Hopefully the small scale, low re-entry heat loading, and high altitude
launch would make such an un-aerodynamically compromised design
possible. The open tank format would hopefully make maintenance easier,
increase frontal area during re-entry, and enable the capsule door to be
located at the back of the capsule away from the re-entry shield.

Such a miniature space transport design can I think reach assisted SSTO
performance requirements. If one can air launch, scale effects actually
favour smaller vehicle size with regard to drymass, and re-entry -
except for fixed guidance system weights, which continue to reduce with
each passing year. The engine design will be critical, something like a
miniature Merlin designed solely for vacuum. Throttling will be highly
desirable, and/or a multiple engine design.

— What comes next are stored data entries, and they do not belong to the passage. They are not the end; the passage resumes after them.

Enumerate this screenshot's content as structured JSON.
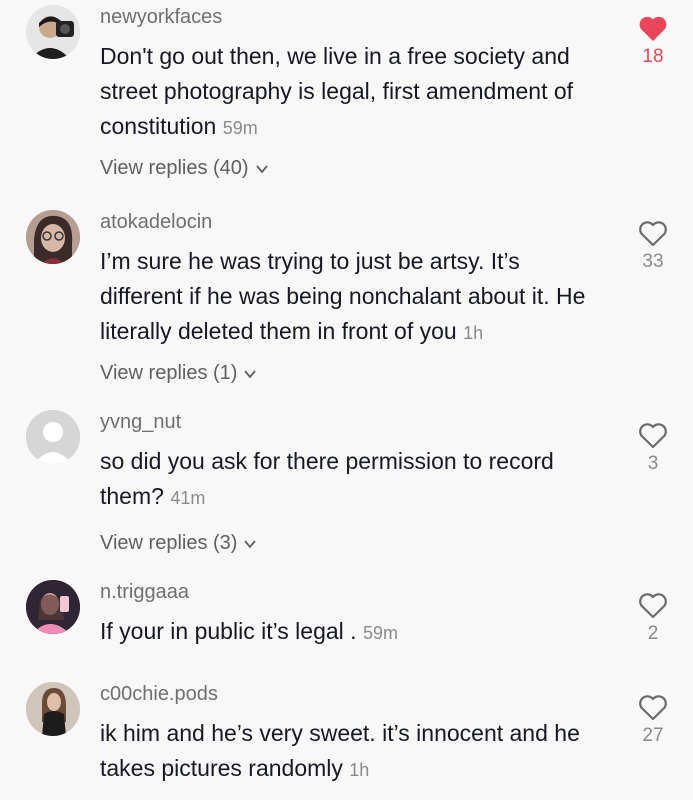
{
  "comments": [
    {
      "username": "newyorkfaces",
      "text": "Don't go out then, we live in a free society and street photography is legal, first amendment of constitution",
      "time": "59m",
      "replies": "View replies (40)",
      "likes": "18",
      "liked": true,
      "avatar": "camera-man-avatar"
    },
    {
      "username": "atokadelocin",
      "text": "I’m sure he was trying to just be artsy. It’s different if he was being nonchalant about it. He literally deleted them in front of you",
      "time": "1h",
      "replies": "View replies (1)",
      "likes": "33",
      "liked": false,
      "avatar": "woman-glasses-avatar"
    },
    {
      "username": "yvng_nut",
      "text": "so did you ask for there permission to record them?",
      "time": "41m",
      "replies": "View replies (3)",
      "likes": "3",
      "liked": false,
      "avatar": "default-avatar"
    },
    {
      "username": "n.triggaaa",
      "text": "If your in public it’s legal .",
      "time": "59m",
      "replies": "",
      "likes": "2",
      "liked": false,
      "avatar": "pink-selfie-avatar"
    },
    {
      "username": "c00chie.pods",
      "text": "ik him and he’s very sweet. it’s innocent and he takes pictures randomly",
      "time": "1h",
      "replies": "",
      "likes": "27",
      "liked": false,
      "avatar": "mirror-selfie-avatar"
    }
  ],
  "colors": {
    "background": "#f8f8f8",
    "liked": "#e8465b",
    "muted": "#8a8a8a"
  }
}
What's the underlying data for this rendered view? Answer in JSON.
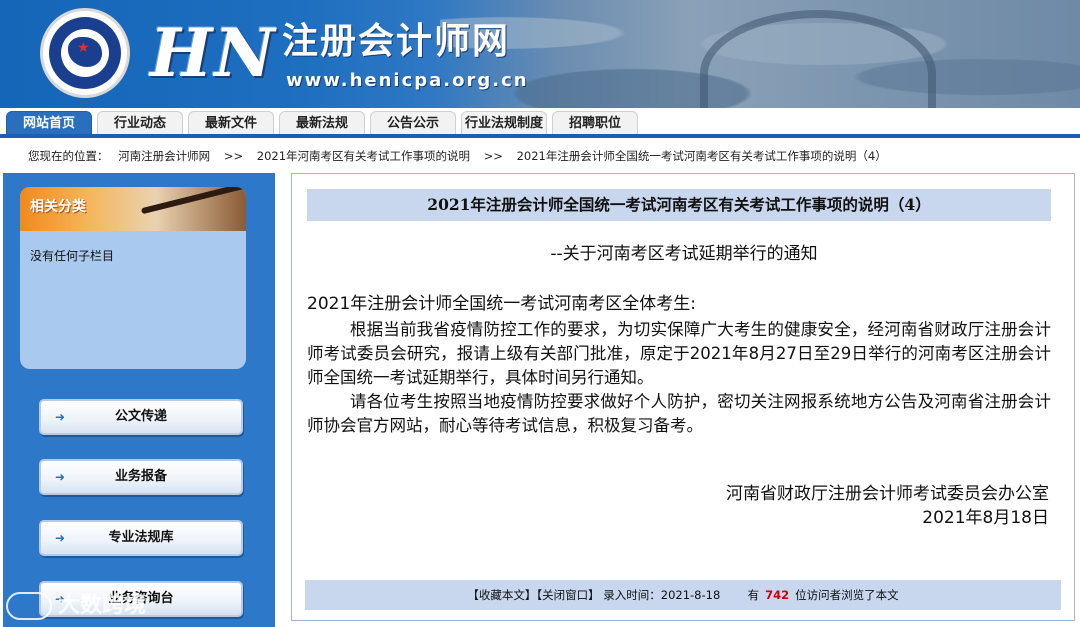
{
  "header": {
    "logo_text": "HN",
    "title": "注册会计师网",
    "url": "www.henicpa.org.cn"
  },
  "nav": {
    "tabs": [
      {
        "label": "网站首页"
      },
      {
        "label": "行业动态"
      },
      {
        "label": "最新文件"
      },
      {
        "label": "最新法规"
      },
      {
        "label": "公告公示"
      },
      {
        "label": "行业法规制度"
      },
      {
        "label": "招聘职位"
      }
    ]
  },
  "breadcrumb": {
    "prefix": "您现在的位置：",
    "items": [
      "河南注册会计师网",
      "2021年河南考区有关考试工作事项的说明",
      "2021年注册会计师全国统一考试河南考区有关考试工作事项的说明（4）"
    ],
    "separator": ">>"
  },
  "sidebar": {
    "category_title": "相关分类",
    "category_empty": "没有任何子栏目",
    "buttons": [
      {
        "label": "公文传递"
      },
      {
        "label": "业务报备"
      },
      {
        "label": "专业法规库"
      },
      {
        "label": "业务咨询台"
      }
    ]
  },
  "article": {
    "title": "2021年注册会计师全国统一考试河南考区有关考试工作事项的说明（4）",
    "subtitle": "--关于河南考区考试延期举行的通知",
    "greeting": "2021年注册会计师全国统一考试河南考区全体考生:",
    "paragraphs": [
      "根据当前我省疫情防控工作的要求，为切实保障广大考生的健康安全，经河南省财政厅注册会计师考试委员会研究，报请上级有关部门批准，原定于2021年8月27日至29日举行的河南考区注册会计师全国统一考试延期举行，具体时间另行通知。",
      "请各位考生按照当地疫情防控要求做好个人防护，密切关注网报系统地方公告及河南省注册会计师协会官方网站，耐心等待考试信息，积极复习备考。"
    ],
    "signature": "河南省财政厅注册会计师考试委员会办公室",
    "date": "2021年8月18日"
  },
  "footer": {
    "favorite": "【收藏本文】",
    "close": "【关闭窗口】",
    "entry_label": "录入时间：",
    "entry_date": "2021-8-18",
    "visit_prefix": "有",
    "visit_count": "742",
    "visit_suffix": "位访问者浏览了本文"
  },
  "watermark": {
    "text": "大数跨境"
  },
  "colors": {
    "nav_accent": "#1a5fb4",
    "sidebar_bg": "#2e78c9",
    "title_bar": "#c8d6ee",
    "visit_count": "#cc0000"
  }
}
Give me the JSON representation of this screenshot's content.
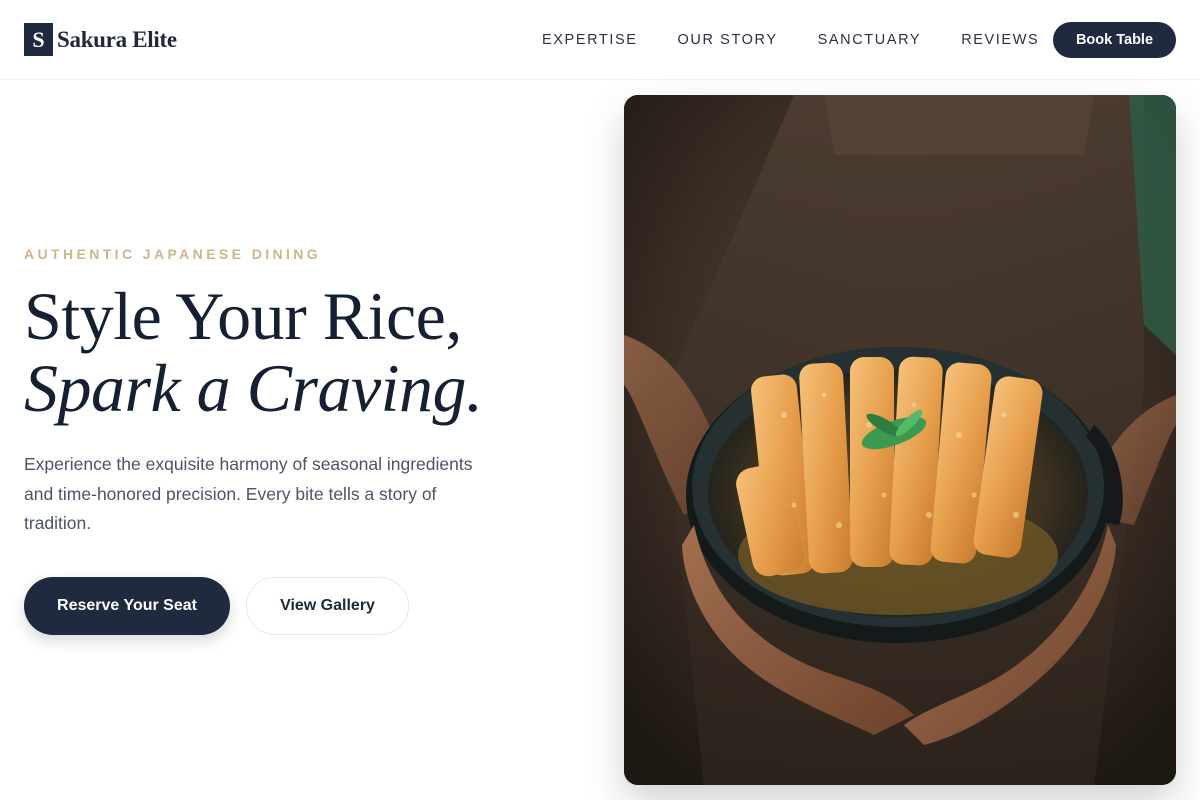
{
  "brand": {
    "mark": "S",
    "name": "Sakura Elite"
  },
  "nav": {
    "items": [
      {
        "label": "EXPERTISE"
      },
      {
        "label": "OUR STORY"
      },
      {
        "label": "SANCTUARY"
      },
      {
        "label": "REVIEWS"
      }
    ],
    "cta_label": "Book Table"
  },
  "hero": {
    "eyebrow": "AUTHENTIC JAPANESE DINING",
    "headline_line1": "Style Your Rice,",
    "headline_line2": "Spark a Craving.",
    "description": "Experience the exquisite harmony of seasonal ingredients and time-honored precision. Every bite tells a story of tradition.",
    "primary_button": "Reserve Your Seat",
    "secondary_button": "View Gallery",
    "image_icon": "katsu-bowl-photo"
  },
  "colors": {
    "navy": "#1f2a40",
    "gold_accent": "#d1b489",
    "body_text": "#4b5567",
    "heading": "#162033"
  }
}
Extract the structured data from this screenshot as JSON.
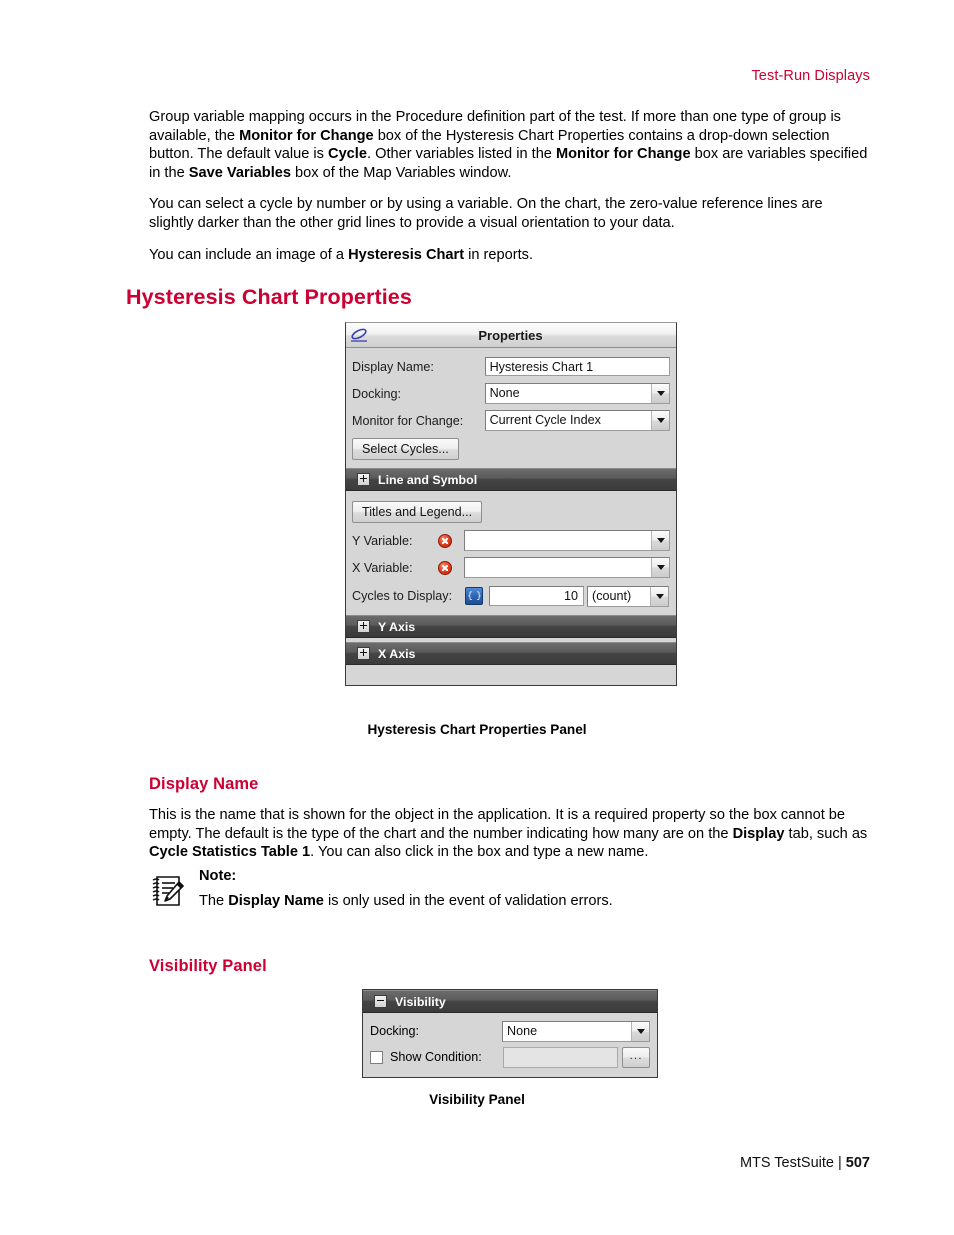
{
  "running_header": "Test-Run Displays",
  "paragraphs": [
    {
      "id": "p1",
      "runs": [
        {
          "t": "Group variable mapping occurs in the Procedure definition part of the test. If more than one type of group is available, the ",
          "b": false
        },
        {
          "t": "Monitor for Change",
          "b": true
        },
        {
          "t": " box of the Hysteresis Chart Properties contains a drop-down selection button. The default value is ",
          "b": false
        },
        {
          "t": "Cycle",
          "b": true
        },
        {
          "t": ". Other variables listed in the ",
          "b": false
        },
        {
          "t": "Monitor for Change",
          "b": true
        },
        {
          "t": " box are variables specified in the ",
          "b": false
        },
        {
          "t": "Save Variables",
          "b": true
        },
        {
          "t": " box of the Map Variables window.",
          "b": false
        }
      ]
    },
    {
      "id": "p2",
      "runs": [
        {
          "t": "You can select a cycle by number or by using a variable. On the chart, the zero-value reference lines are slightly darker than the other grid lines to provide a visual orientation to your data.",
          "b": false
        }
      ]
    },
    {
      "id": "p3",
      "runs": [
        {
          "t": "You can include an image of a ",
          "b": false
        },
        {
          "t": "Hysteresis Chart",
          "b": true
        },
        {
          "t": " in reports.",
          "b": false
        }
      ]
    }
  ],
  "section_heading": "Hysteresis Chart Properties",
  "properties_panel": {
    "title": "Properties",
    "title_icon": "pencil-icon",
    "display_name": {
      "label": "Display Name:",
      "value": "Hysteresis Chart 1"
    },
    "docking": {
      "label": "Docking:",
      "value": "None",
      "options": [
        "None"
      ]
    },
    "monitor_for_change": {
      "label": "Monitor for Change:",
      "value": "Current Cycle Index",
      "options": [
        "Current Cycle Index"
      ]
    },
    "select_cycles_button": "Select Cycles...",
    "line_and_symbol_expander": "Line and Symbol",
    "titles_and_legend_button": "Titles and Legend...",
    "y_variable": {
      "label": "Y Variable:",
      "value": "",
      "error": true
    },
    "x_variable": {
      "label": "X Variable:",
      "value": "",
      "error": true
    },
    "cycles_to_display": {
      "label": "Cycles to Display:",
      "value": "10",
      "unit": "(count)",
      "unit_options": [
        "(count)"
      ]
    },
    "y_axis_expander": "Y Axis",
    "x_axis_expander": "X Axis"
  },
  "properties_caption": "Hysteresis Chart Properties Panel",
  "display_name_section": {
    "heading": "Display Name",
    "paragraph": {
      "runs": [
        {
          "t": "This is the name that is shown for the object in the application. It is a required property so the box cannot be empty. The default is the type of the chart and the number indicating how many are on the ",
          "b": false
        },
        {
          "t": "Display",
          "b": true
        },
        {
          "t": " tab, such as ",
          "b": false
        },
        {
          "t": "Cycle Statistics Table 1",
          "b": true
        },
        {
          "t": ". You can also click in the box and type a new name.",
          "b": false
        }
      ]
    },
    "note": {
      "title": "Note:",
      "icon": "notepad-pencil-icon",
      "runs": [
        {
          "t": "The ",
          "b": false
        },
        {
          "t": "Display Name",
          "b": true
        },
        {
          "t": " is only used in the event of validation errors.",
          "b": false
        }
      ]
    }
  },
  "visibility_section": {
    "heading": "Visibility Panel",
    "panel": {
      "expander_label": "Visibility",
      "expander_state": "expanded",
      "docking": {
        "label": "Docking:",
        "value": "None",
        "options": [
          "None"
        ]
      },
      "show_condition": {
        "label": "Show Condition:",
        "checked": false,
        "value": "",
        "browse_button": "..."
      }
    },
    "caption": "Visibility Panel"
  },
  "footer": {
    "product": "MTS TestSuite",
    "separator": " | ",
    "page_number": "507"
  },
  "colors": {
    "heading_red": "#cc0033",
    "panel_bg": "#d6d6d6",
    "expander_dark": "#4a4a4a",
    "error_red": "#d8381a",
    "var_button_blue": "#2f66b4"
  }
}
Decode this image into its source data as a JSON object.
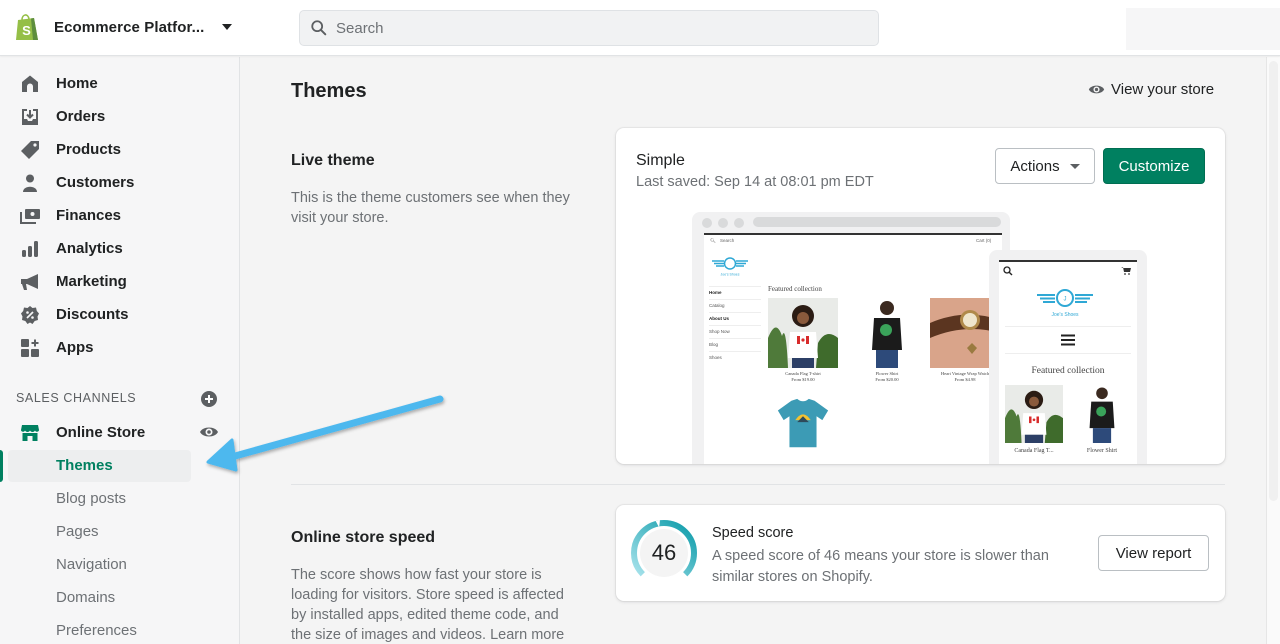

The price tag to develop such a space transport and to start building
such a space station is probably 50 million at a minimum, (~twice
Spaceshipone, ~maybe half the larger Falcons). I had better start
putting away a little extra each week. :-)

Pete.


Before some other poster questions the feasibility of what you propose,
let me say that I believe much of what you propose is quite feasible.
You and I have influenced one another's ideas quite a bit over the past
few years.

I think that you will be quite pleased with our latest concept when we
finish the conceptual design and publish it--assuming that it works out
as currently expected. It will be much larger than what you propose.
However, I believe that this should make it technologically easier--it
should also simplify operations and yield a several-ton payload that
should be of interest to even the government.

This newer concept permits a large vehicle without breaking the bank.
I will need more that the $50 million that you propose, but I think
that we cans still stay within our usual $200 million development
cost limit

As for price per kg of payload to LEO, this is highly dependent on
traffic levels--which, ultimately, is higly dependent upon price
per kg of payload. I think that--even at moderate traffic levels
(as measured in dollar value)--it should be quite easy to get under
$1000/kg. $100/kg is going to be quite difficult, but not out of the
question with high enough traffic levels and clever system design.

I know that some think that I am rather fickle with respect to the
variety of launch vehicle concepts that I have proposed. However,
with our very limited resources, I have found that this is, by far,
the best way to make the most progress for the fewest bucks. Even
I am amazed--after 49 years of studying launch vehicle concepts
--how much can be done on the conceptual system design level, as
opposed to "space technology development."

Best regards,
Len (Cormier)
PanAero, Inc.
(change x to len)
http://www.tour2space.com

  #3  
Old July 14th 05, 11:45 PM
Derek Lyons
external usenet poster
 
Posts: n/a
Default

"Len" wrote:
I know that some think that I am rather fickle with respect to the
variety of launch vehicle concepts that I have proposed. However,
with our very limited resources, I have found that this is, by far,
the best way to make the most progress for the fewest bucks.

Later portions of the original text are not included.